I’m always amazed that there aren’t more awesome Menorah tutorials out there. If ever there was an object ripe for the crafting, this is it. It’s like the Christmas Wreath of the Jewish world.
My kids have made menorahs at school every year and I cherish them, I really do. But there’s only so many toilet paper tube menorahs you can get excited about crafting. Metal nuts on an overstock tile? Been there. We can do better, my friends. We can RAWK this menorah thing. We can make our presence known on Pinterest.
Lets do this. I think the Maccabees would approve of this Jurassic Menorah.
- 9 Plastic Dinosaurs (Would also work with other animals OR try this with one Large Dinosaur)
- 9 Plastic Candle Holders (the kind you stick in a cake – ours hold two sizes of candles, including traditional hanukkah ones)

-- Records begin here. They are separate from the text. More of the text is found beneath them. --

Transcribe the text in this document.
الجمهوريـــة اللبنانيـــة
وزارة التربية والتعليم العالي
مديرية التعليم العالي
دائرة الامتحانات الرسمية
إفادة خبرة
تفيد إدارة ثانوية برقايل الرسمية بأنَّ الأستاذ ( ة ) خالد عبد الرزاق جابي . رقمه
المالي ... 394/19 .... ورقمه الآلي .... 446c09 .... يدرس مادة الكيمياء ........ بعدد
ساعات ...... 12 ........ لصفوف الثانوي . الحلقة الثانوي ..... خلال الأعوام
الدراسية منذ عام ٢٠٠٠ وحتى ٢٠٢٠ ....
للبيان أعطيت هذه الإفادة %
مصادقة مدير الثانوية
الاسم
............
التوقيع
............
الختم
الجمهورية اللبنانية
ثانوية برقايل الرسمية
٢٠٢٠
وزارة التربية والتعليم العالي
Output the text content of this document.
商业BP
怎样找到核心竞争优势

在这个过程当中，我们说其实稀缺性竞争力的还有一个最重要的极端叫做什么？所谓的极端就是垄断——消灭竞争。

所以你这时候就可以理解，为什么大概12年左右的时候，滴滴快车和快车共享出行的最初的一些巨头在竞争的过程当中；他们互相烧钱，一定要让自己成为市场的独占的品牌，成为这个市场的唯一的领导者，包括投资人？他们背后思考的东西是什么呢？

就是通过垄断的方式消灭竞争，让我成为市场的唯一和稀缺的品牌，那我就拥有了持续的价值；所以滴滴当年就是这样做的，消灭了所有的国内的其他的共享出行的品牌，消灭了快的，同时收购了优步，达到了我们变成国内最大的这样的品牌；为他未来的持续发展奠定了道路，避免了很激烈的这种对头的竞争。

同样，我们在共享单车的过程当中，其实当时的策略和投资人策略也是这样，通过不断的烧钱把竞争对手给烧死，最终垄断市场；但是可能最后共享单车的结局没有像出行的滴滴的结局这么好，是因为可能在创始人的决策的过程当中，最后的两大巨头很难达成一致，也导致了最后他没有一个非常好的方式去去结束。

- Piece of scrap wood or hobby wood for the base
- Hot glue gun and glue
- Silver spray paint
- A drill
1. Drill Holes in your dinosaurs so you can stick in the candleholders. This was a job for Dadfluential and his drill press. Is it overkill to use a massive drill press to drill tiny holes in plastic dinosaurs? Possibly. But using his drill press makes my man happy, and who am I to interfere.
Happy man using big powertools = marital craft harmony.
2. Use hot glue gun to glue candle holders in dinosaurs. You might want to stick a candle in the holder before you shove it in, to ensure it is glued in straight. Be careful with the hot glue.
3. Spray painting time! We created a little spray-tanning dino booth for our little friends from an ikea container on it’s side. The key is several light coats from multiple angles. Be patient. Don’t forget to paint the base at the same time.
I love how these look all painted up. The paint settles into the crevices and you can see all the detail. Let these dry for a day.
4. Glue your Dinos onto your scrap wood and you have yourself a menorah!
A word about USING this lovely creation:
Is this menorah functional? Well sure. But there are a few things to consider before you fire it up. It’s not going to be easy to clean this so if you want it to stay pristine, fashion some kind of protection with aluminum foil. I happen to think it might look even cooler covered with melted wax and given that it cost under ten bucks to make, and took so little time, I might go for it. Regardless I would not leave it unattended and would blow out the candles before they got down to the end. Why take chances?